Complex biological and non-biological interactions involved in the removal of ammonium and phosphate from domestic sewage.
A microbial consortium that included microalgae involved.
The biological removal activity was mainly influenced by the temperature and not light availability.
The biological removal activity correlated with the culture photosynthetic activity.
Abiotic factors were involved in both ammonia removal and phosphate precipitation.
Microalgae are able to convert nutrients (nitrogen and phosphorus) from wastewater into biomass and bio-products, thus improving the sustainability of wastewater treatment. In High Rate Algal Ponds (HRAP), biomass productivity and water treatment efficiency are highly dependent on environmental parameters such as temperature, light intensity and photoperiod. The influence of temperature and photoperiod on biomass productivity and the removal of dissolved nitrogen and phosphorus from municipal wastewater by a native microalgae-bacteria consortium was assessed in batch cultures in view of the development of an HRAP at a larger scale.
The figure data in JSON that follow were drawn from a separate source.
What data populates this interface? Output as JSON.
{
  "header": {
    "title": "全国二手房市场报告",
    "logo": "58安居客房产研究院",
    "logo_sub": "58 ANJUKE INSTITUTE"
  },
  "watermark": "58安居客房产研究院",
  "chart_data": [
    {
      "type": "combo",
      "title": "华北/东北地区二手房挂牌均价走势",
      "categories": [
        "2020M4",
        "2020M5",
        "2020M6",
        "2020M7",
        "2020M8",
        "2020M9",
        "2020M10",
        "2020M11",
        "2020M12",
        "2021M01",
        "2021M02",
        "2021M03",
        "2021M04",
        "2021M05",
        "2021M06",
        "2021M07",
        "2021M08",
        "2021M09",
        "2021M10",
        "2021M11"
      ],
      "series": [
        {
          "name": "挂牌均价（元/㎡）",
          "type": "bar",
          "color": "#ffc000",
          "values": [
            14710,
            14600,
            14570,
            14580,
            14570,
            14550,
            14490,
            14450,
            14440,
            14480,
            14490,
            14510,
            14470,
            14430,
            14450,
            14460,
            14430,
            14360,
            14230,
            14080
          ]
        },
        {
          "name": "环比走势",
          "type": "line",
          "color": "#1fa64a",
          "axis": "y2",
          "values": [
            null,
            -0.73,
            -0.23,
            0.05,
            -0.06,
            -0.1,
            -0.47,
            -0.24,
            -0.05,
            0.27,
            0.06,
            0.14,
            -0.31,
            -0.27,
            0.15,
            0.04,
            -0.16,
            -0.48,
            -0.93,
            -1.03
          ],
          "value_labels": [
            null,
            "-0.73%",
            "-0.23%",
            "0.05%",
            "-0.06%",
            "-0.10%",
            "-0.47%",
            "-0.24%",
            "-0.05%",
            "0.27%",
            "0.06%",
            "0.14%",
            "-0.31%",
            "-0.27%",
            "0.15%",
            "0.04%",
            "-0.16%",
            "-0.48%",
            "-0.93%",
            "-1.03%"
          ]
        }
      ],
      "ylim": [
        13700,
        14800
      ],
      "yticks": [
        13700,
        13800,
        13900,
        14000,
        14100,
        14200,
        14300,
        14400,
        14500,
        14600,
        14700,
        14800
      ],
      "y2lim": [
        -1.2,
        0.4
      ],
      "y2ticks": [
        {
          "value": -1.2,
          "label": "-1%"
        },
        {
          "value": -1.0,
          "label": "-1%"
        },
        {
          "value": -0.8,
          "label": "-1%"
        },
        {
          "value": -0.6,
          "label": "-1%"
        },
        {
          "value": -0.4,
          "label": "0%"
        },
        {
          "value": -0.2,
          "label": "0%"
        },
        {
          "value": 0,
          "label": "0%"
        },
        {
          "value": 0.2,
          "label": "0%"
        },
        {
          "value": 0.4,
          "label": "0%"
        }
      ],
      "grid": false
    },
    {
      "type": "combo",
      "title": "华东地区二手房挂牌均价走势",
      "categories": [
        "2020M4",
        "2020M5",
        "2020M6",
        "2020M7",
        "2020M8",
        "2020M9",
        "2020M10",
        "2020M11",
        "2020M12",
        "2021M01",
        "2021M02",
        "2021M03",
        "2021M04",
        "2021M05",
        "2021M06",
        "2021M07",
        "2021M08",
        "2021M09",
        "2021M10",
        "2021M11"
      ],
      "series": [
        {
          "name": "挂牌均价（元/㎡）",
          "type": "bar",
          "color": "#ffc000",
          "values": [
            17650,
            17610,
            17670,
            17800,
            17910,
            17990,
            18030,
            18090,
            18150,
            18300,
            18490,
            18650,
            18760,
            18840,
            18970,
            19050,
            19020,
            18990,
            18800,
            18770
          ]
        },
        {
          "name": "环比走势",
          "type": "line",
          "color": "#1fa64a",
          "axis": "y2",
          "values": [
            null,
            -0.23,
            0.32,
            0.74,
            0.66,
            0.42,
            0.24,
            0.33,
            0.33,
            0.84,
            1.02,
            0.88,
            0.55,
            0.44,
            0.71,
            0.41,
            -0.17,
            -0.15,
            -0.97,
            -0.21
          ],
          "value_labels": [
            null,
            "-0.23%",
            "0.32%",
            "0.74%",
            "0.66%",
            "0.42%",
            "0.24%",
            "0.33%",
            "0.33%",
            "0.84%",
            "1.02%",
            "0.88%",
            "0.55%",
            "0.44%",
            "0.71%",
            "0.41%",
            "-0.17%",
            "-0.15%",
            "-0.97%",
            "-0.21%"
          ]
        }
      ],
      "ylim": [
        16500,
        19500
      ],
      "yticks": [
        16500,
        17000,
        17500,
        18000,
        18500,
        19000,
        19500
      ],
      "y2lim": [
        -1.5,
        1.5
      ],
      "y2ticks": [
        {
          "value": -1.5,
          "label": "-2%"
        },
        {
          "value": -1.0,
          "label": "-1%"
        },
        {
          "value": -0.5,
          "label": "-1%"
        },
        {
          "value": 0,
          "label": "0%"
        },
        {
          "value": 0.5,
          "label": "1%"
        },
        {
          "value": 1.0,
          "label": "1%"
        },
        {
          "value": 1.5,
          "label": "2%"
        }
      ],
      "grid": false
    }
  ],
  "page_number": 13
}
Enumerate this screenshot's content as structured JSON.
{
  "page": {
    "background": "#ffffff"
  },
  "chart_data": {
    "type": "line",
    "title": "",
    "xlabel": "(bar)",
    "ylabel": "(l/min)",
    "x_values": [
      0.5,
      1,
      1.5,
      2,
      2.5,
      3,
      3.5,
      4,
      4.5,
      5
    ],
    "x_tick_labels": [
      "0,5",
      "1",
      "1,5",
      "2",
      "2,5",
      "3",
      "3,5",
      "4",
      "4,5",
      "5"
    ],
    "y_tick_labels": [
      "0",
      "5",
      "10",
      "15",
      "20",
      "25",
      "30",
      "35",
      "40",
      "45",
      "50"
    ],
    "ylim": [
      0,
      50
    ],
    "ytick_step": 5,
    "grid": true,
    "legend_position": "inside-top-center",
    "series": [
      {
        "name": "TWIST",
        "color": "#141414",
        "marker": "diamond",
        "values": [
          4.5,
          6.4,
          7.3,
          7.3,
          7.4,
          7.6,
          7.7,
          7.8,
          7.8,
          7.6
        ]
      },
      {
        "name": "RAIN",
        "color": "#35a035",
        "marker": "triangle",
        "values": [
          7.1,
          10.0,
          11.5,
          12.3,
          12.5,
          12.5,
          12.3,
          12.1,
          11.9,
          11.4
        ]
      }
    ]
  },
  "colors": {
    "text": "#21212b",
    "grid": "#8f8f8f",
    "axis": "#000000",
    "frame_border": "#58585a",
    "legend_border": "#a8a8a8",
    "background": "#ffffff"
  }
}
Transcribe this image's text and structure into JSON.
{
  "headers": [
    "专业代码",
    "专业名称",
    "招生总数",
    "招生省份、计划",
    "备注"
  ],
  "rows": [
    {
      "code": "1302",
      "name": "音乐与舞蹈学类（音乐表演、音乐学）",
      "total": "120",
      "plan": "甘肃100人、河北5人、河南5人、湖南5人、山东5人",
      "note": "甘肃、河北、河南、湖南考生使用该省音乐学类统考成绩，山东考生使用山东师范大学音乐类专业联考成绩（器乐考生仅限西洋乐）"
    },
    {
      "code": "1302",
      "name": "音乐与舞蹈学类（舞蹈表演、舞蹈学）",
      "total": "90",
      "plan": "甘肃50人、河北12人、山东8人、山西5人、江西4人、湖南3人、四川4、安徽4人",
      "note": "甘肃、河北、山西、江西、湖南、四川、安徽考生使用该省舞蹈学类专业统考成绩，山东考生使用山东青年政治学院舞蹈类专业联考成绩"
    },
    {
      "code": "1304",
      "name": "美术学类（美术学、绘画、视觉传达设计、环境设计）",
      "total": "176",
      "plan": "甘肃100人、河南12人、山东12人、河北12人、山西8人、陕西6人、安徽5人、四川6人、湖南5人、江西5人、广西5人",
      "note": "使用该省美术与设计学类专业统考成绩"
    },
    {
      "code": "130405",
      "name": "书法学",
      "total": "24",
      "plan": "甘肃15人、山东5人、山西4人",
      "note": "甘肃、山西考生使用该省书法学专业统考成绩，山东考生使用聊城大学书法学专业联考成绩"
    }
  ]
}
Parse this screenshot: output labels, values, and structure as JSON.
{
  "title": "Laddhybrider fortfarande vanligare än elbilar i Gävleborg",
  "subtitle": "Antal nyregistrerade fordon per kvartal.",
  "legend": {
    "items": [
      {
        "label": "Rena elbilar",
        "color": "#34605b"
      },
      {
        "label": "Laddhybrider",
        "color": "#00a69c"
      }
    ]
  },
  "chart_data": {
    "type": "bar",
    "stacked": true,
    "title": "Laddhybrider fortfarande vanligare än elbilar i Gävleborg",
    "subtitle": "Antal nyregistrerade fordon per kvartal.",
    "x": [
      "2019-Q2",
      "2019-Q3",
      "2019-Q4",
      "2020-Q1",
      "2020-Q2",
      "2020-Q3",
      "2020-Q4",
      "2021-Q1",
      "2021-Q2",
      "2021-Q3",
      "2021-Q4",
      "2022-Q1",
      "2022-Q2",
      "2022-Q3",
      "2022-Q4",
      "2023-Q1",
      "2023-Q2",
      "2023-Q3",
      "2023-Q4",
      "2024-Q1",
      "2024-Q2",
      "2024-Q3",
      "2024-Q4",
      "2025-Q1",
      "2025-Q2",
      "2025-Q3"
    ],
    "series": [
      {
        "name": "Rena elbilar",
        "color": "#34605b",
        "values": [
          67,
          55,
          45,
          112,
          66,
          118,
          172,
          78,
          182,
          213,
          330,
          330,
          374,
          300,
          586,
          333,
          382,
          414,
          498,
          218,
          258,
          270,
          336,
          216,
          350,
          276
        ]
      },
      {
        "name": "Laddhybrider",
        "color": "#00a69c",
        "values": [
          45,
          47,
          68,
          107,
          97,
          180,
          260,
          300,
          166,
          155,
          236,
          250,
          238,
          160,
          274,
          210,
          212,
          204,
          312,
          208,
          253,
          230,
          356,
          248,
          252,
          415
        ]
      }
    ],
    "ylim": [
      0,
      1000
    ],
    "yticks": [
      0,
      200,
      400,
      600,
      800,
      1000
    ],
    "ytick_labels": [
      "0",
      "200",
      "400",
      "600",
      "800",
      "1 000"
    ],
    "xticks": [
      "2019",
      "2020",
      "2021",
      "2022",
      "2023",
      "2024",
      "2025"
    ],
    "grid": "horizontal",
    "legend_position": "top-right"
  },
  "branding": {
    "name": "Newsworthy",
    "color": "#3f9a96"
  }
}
Temperature affected the growth rate and microalgae biomass production as well as ammonium and phosphate removal rates. At the temperatures 15 and 25 °C, the average total nitrogen and phosphorus removal extents ranged from 72 to 83% and 100% respectively. Additionally 33.0 ± 0.1% of the total nitrogen was eliminated by stripping at 25 °C, and 50 ± 2% was assimilated by the microorganisms under all conditions tested.